What should medical students and residents do? Since we're starting with medical students as a case study in this blog post, we'll also suggest some strategies for how you can use these resources to learn critical thinking and evidence-based medicine. Of course, everyone who reads this is welcome to extrapolate the ideas for their own needs—this isn't just about medical education. For starters, as we mentioned above, it is best to look for online resources that are grounded in some concrete experience. Many students feel compelled to read everything they can get their hands on in order to get through the stacks of guidebooks and journal articles that are piled up around them. But this is a mistake, at least if you approach your learning in a critical way. Learning something about the human body is one of the most fascinating experiences one could ever have, but don't forget that there are other things out there that are just as interesting as medicine. Students should seek out articles and blogs that they find personally interesting or appealing; this will make it more likely that they will engage with what they're reading.
Lesson learned: Always try to engage in an activity after you've read something online.
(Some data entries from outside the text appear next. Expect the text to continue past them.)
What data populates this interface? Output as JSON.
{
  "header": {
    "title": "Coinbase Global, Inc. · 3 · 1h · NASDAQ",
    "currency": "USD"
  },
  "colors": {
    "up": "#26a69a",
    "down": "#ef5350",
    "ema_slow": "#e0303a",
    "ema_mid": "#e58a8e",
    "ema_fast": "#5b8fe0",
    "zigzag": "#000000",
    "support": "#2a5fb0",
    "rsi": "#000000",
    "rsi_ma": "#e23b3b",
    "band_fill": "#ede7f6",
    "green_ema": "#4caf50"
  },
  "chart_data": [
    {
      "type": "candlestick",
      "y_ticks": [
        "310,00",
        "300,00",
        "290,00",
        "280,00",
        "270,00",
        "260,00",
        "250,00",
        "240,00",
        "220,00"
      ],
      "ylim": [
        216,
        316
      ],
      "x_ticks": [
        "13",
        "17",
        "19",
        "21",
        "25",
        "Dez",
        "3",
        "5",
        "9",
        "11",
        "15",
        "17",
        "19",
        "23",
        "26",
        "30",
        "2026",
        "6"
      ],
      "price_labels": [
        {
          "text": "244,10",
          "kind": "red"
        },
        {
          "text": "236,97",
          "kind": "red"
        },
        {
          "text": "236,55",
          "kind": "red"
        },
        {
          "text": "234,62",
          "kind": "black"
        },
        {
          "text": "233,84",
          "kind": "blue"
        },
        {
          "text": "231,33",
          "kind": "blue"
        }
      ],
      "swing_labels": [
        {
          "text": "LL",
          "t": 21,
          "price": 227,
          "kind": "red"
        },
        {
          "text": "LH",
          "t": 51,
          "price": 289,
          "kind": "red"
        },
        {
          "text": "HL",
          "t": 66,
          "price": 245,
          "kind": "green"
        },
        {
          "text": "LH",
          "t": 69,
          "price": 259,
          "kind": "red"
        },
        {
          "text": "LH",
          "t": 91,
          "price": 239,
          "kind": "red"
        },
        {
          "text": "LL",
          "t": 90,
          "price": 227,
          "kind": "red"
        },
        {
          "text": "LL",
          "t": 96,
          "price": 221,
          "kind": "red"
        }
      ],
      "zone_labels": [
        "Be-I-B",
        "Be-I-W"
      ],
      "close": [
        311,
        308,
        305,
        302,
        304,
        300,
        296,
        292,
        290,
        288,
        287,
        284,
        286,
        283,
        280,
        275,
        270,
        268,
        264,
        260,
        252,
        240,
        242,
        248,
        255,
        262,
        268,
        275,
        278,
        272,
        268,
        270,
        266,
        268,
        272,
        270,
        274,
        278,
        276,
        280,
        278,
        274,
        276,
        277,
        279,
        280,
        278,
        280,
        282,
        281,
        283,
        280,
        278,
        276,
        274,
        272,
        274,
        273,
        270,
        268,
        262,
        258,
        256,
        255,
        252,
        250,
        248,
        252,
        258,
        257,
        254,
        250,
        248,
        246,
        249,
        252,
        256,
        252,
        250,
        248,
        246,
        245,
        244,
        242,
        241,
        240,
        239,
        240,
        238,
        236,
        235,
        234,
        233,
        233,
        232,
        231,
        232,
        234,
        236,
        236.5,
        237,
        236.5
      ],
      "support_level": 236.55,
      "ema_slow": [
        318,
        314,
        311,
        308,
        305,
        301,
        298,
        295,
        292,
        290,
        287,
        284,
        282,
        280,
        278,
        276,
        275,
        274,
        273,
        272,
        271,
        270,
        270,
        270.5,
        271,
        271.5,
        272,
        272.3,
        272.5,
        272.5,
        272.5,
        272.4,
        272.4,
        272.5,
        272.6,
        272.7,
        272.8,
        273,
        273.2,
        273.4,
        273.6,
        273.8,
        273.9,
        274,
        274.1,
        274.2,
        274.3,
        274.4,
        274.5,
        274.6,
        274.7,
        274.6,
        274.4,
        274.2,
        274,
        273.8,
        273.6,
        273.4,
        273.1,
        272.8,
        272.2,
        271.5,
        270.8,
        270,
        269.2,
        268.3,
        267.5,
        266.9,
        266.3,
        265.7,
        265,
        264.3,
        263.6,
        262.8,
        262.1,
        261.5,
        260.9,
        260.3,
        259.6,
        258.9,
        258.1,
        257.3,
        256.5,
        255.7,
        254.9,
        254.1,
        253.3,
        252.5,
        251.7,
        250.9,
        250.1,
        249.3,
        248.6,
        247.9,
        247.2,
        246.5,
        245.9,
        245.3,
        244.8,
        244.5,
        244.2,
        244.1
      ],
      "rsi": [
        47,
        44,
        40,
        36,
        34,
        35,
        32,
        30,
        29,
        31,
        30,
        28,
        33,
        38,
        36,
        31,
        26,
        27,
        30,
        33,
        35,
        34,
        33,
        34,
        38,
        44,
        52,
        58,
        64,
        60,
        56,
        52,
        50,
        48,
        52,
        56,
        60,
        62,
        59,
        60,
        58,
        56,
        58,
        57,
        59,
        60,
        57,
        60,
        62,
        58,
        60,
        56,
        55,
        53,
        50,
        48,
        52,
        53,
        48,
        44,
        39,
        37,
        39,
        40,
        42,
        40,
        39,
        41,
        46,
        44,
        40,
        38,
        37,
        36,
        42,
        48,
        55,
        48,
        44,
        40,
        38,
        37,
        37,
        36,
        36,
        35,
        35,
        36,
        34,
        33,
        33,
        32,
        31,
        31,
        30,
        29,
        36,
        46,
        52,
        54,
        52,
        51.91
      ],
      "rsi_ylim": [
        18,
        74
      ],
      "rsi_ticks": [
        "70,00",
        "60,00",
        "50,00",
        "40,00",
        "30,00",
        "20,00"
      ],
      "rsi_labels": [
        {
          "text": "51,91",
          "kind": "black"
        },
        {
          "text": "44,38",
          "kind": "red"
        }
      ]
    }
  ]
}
If you've read something that you found interesting, make sure that you incorporate that information into your life. One of the benefits of technology is that it is possible for students to connect with all sorts of experts from all over the world. However, this only works if medical students are committed enough to take action . Make it a habit to reach out to an expert at least once a week and have a brief discussion about medicine, current events, or anything else relevant to your interests. If you're feeling shy or uninspired, try reaching out and simply asking if they have any thoughts on the latest news; most will be happy to share their thoughts with you even if it's just by e-mail.


As you've read, it is important for students to integrate information from online resources into their lives. That means that you can't just make a habit of searching for the latest and greatest medical topics; you should also find things that are interesting and appropriate for your level of expertise. There are many options out there, but it is up to the student to choose the ones that will be most effective in their own critical thinking education. It's not enough just to learn something from an online source; you should also try to think about how you can apply it in concrete ways through activities such as patient care or reaching out to experts.